问题描述
什么是解析Java中的制表符分隔文件的最原始的方式,使表格数据不会丢失的结构?我的不可以寻找一种方式,用豆或Jsoup做到这一点,因为他们不熟悉我,初学者。我需要什么是它背后的逻辑,什么是做它的有效途径,例如,如果我有像
What would be the most primitive way of parsing a tab-separated file in Java, so that the tabular data would not lose the structure? I am not looking for a way to do it with Bean or Jsoup, since they are not familiar to me, a beginner. I need advice on what would be the logic behind it and what would be the efficient way to do it, for example if I have a table like
ID reference | Identifier | Type 1| Type 2 | Type 3 |
1 | red#01 | 15% | 20% | 10% |
2 | yellow#08 | 13% | 20% | 10% |
更正:在这个例子中我有类型1 - 3,但我的问题适用于N多的种类
Correction: In this example I have Types 1 - 3, but my question applies to N number of types.
我可以做到,只需使用数组或有在Java中不同的数据结构,将成为这个任务的更好的表解析?这是我觉得我应该这样做:
Can I achieve table parsing by just using arrays or is there a different data structure in Java that would be better for this task? This is how I think I should do it:
- 扫描/读取
\\ t的第一行分裂
并创建一个字符串数组。 - 拆分成数组每个子阵列 1表标题的子阵
- 之后,开始读取表中的下一行,并且对于每个子阵列,由列添加相应的值。
- Scan/read the first line splitting at
"\t"
and create a String array. - Split that array into sub-arrays of 1 table heading per sub-array
- Then, start reading the next line of the table, and for each sub-array, add the corresponding values from the columns.
请问这个计划听起来正确的还是我的事情过于复杂/被完全错了吗?是否有更简单的方法来做到这一点? (前提是我仍然不知道如何将数组拆分成子阵,以及如何填充从表中的值的子阵)
Does this plan sound right or am I overcomplicating things/being completely wrong? Is there an easier way to do it? (provided that I still don't know how to split arrays into subarrays and how to populate the subarrays with the values from the table)
推荐答案
我会强烈建议你用一个读平面文件解析库对于这一点,就像优秀的。
I would strongly suggest you use a read flat file parsing library for this, like the excellent OpenCSV.
如果做不到这一点,这里是Java 8的解决方案。
Failing that, here is a solution in Java 8.
首先,创建一个类来重新present您的数据:
First, create a class to represent your data:
static class Bean {
private final int id;
private final String name;
private final List<Integer> types;
public Bean(int id, String name, List<Integer> types) {
this.id = id;
this.name = name;
this.types = types;
}
//getters
}
您使用各种清单的建议是基于非常脚本。 Java是面向对象的,所以你应该用它来你的优势。
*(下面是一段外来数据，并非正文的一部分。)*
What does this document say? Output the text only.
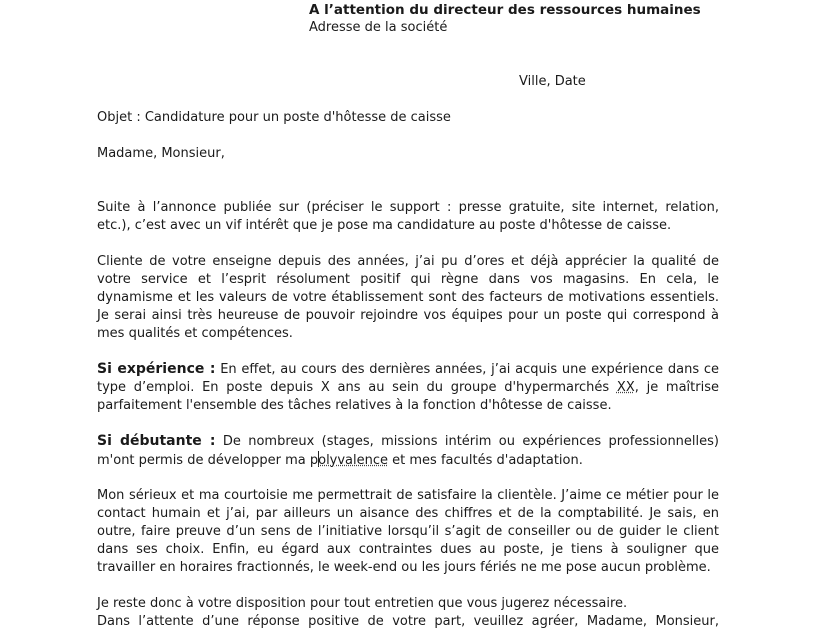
A l’attention du directeur des ressources humaines
Adresse de la société
Ville, Date
Objet : Candidature pour un poste d'hôtesse de caisse
Madame, Monsieur,
Suite à l’annonce publiée sur (préciser le support : presse gratuite, site internet, relation,
etc.), c’est avec un vif intérêt que je pose ma candidature au poste d'hôtesse de caisse.
Cliente de votre enseigne depuis des années, j’ai pu d’ores et déjà apprécier la qualité de
votre service et l’esprit résolument positif qui règne dans vos magasins. En cela, le
dynamisme et les valeurs de votre établissement sont des facteurs de motivations essentiels.
Je serai ainsi très heureuse de pouvoir rejoindre vos équipes pour un poste qui correspond à
mes qualités et compétences.
Si expérience : En effet, au cours des dernières années, j’ai acquis une expérience dans ce
type d’emploi. En poste depuis X ans au sein du groupe d'hypermarchés XX, je maîtrise
parfaitement l'ensemble des tâches relatives à la fonction d'hôtesse de caisse.
Si débutante : De nombreux (stages, missions intérim ou expériences professionnelles)
m'ont permis de développer ma polyvalence et mes facultés d'adaptation.
Mon sérieux et ma courtoisie me permettrait de satisfaire la clientèle. J’aime ce métier pour le
contact humain et j’ai, par ailleurs un aisance des chiffres et de la comptabilité. Je sais, en
outre, faire preuve d’un sens de l’initiative lorsqu’il s’agit de conseiller ou de guider le client
dans ses choix. Enfin, eu égard aux contraintes dues au poste, je tiens à souligner que
travailler en horaires fractionnés, le week-end ou les jours fériés ne me pose aucun problème.
Je reste donc à votre disposition pour tout entretien que vous jugerez nécessaire.
Dans l’attente d’une réponse positive de votre part, veuillez agréer, Madame, Monsieur,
Your suggestion to use various lists is very scripting based. Java is OO so you should use that to your advantage.
现在,我们只需要分析该文件:
Now we just need to parse the file:
public static void main(final String[] args) throws Exception {
final Path path = Paths.get("path", "to", "file.tsv");
final List<Bean> parsed;
try (final Stream<String> lines = Files.lines(path)) {
parsed = lines.skip(1).map(line -> line.split("\\s*\\|\\s*")).map(line -> {
final int id = Integer.parseInt(line[0]);
final String name = line[1];
final List<Integer> types = Arrays.stream(line).
skip(2).map(t -> Integer.parseInt(t.replaceAll("\\D", ""))).
collect(Collectors.toList());
return new Bean(id, name, types);
}).collect(Collectors.toList());
}
}
在本质上code,然后跳过第一行遍历文件中的行和每行:
In essence the code skips the first line then loops over lines in the file and for each line:
- 分割上的分隔符行了 - 似乎是
|
。这就需要正则表达式,所以你需要躲避管,因为它是一个特殊字符。此外,我们分隔符后/前消耗任何空间。 - 创建一个
新的Bean
通过解析数组元素的每一行。 - 首先解析ID给
INT
- 下一步获取名称
- 最后得到的线条的
流
,跳过前两个元素,并解析其余为列表&LT;整数GT;
- Split the line on the delimiter - seems to be
|
. This requires regex so you need to escape the pipe as it is a special character. Also we consume any spaces before/after the delimiter. - Create a
new Bean
for each line by parsing the array elements. - First parse the id to an
int
- Next get the name
- Finally get a
Stream
of the lines, skip the first two elements, and parse the remaining to aList<Integer>
这篇关于一种解析制表符分隔文件策略的文章就介绍到这了,希望我们推荐的答案对大家有所帮助,也希望大家多多支持!